18 March 2013

“How are you? What will you do tomorrow?”, the short text message read. Tomorrow? Why tomorrow? What is tomorrow? But… Of course. How couldn’t I?

I couldn’t, for I was suffering from short term memory loss. I wasn’t able to remember him, neither the pain, the void (which was good), nor the happy moments, the laughter (which was terribly bad). Our family doctor was stating the obvious when he told me that I had PTSD, or post traumatic stress disorder – the obvious that had been escaping me for months now, probably because I could not bring myself to admit it. I was trying to move on, not to a future without him, but to be able to create a future with him. How vain, how foolish… Surely, Max Porter knew better.

“Moving on, as a concept, is for stupid people, because any sensible person knows grief is a long-term project. I refuse to rush. The pain that is thrust upon us let no man slow or speed or fix.” (Grief is the Thing with Feathers).

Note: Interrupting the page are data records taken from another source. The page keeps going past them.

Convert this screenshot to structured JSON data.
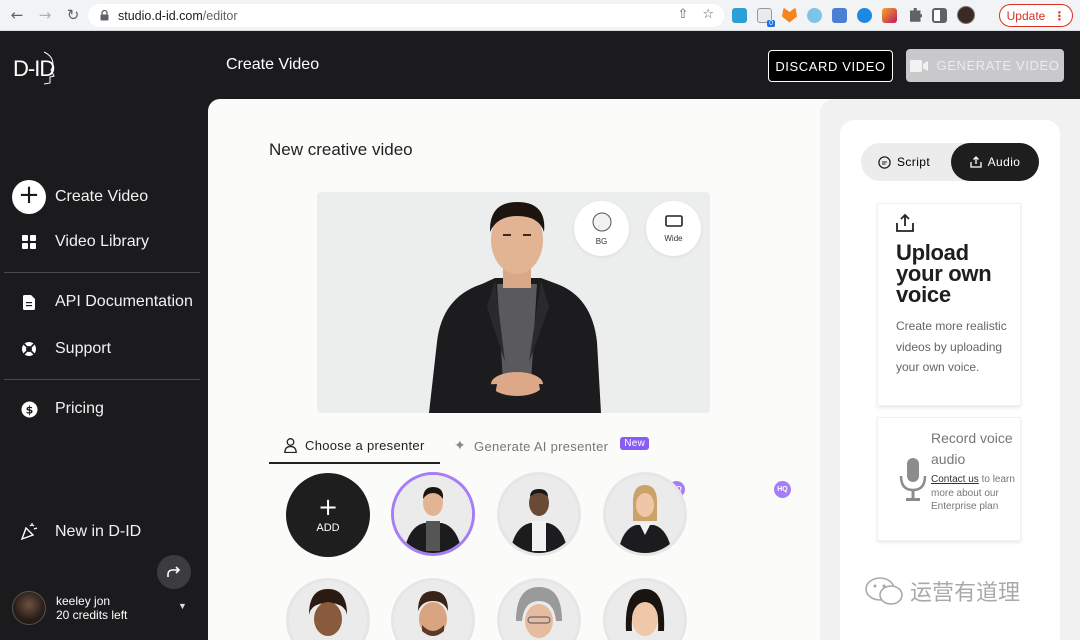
{
  "browser": {
    "url_domain": "studio.d-id.com",
    "url_path": "/editor",
    "update_label": "Update",
    "ext_badge": "0"
  },
  "sidebar": {
    "logo": "D-ID",
    "items": [
      {
        "label": "Create Video",
        "icon": "plus-icon"
      },
      {
        "label": "Video Library",
        "icon": "grid-icon"
      },
      {
        "label": "API Documentation",
        "icon": "document-icon"
      },
      {
        "label": "Support",
        "icon": "lifebuoy-icon"
      },
      {
        "label": "Pricing",
        "icon": "dollar-icon"
      },
      {
        "label": "New in D-ID",
        "icon": "party-icon"
      }
    ],
    "user": {
      "name": "keeley jon",
      "credits": "20 credits left"
    }
  },
  "topbar": {
    "title": "Create Video",
    "discard_label": "DISCARD VIDEO",
    "generate_label": "GENERATE VIDEO"
  },
  "editor": {
    "section_title": "New creative video",
    "bg_label": "BG",
    "wide_label": "Wide",
    "tabs": {
      "presenter": "Choose a presenter",
      "ai": "Generate AI presenter",
      "new_badge": "New"
    },
    "add_label": "ADD",
    "hq_label": "HQ"
  },
  "audio_panel": {
    "script_label": "Script",
    "audio_label": "Audio",
    "upload_title": "Upload your own voice",
    "upload_desc": "Create more realistic videos by uploading your own voice.",
    "record_title": "Record voice audio",
    "contact_link": "Contact us",
    "record_desc": " to learn more about our Enterprise plan"
  },
  "watermark": {
    "text": "运营有道理"
  },
  "colors": {
    "sidebar_bg": "#1b1b1d",
    "accent_purple": "#a77df7",
    "badge_purple": "#8a5cf6",
    "update_red": "#d93025"
  }
}
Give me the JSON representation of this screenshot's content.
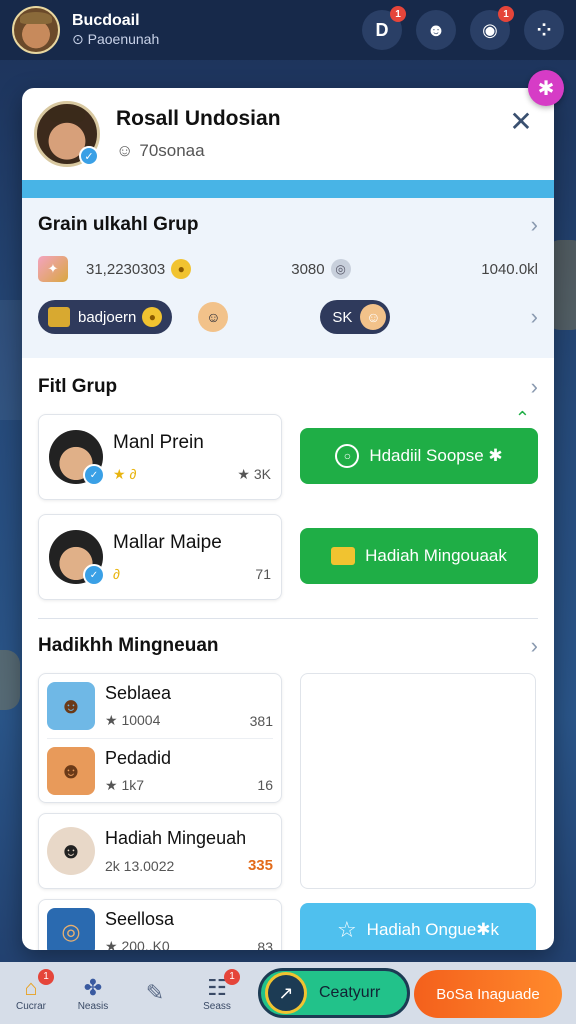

“Sh.t, I forgot”, I replied. “I was feeling somewhat off for the last couple of days but didn’t know why. Did you plan anything?”

“I will just write something on my blog I think. I want to be able to celebrate, but I don’t know how. Just eat some cake. There are so many sad days, so many days I mourn, and I wish tomorrow could be a day for all the happy memories.. The day he was born was such a happy day.”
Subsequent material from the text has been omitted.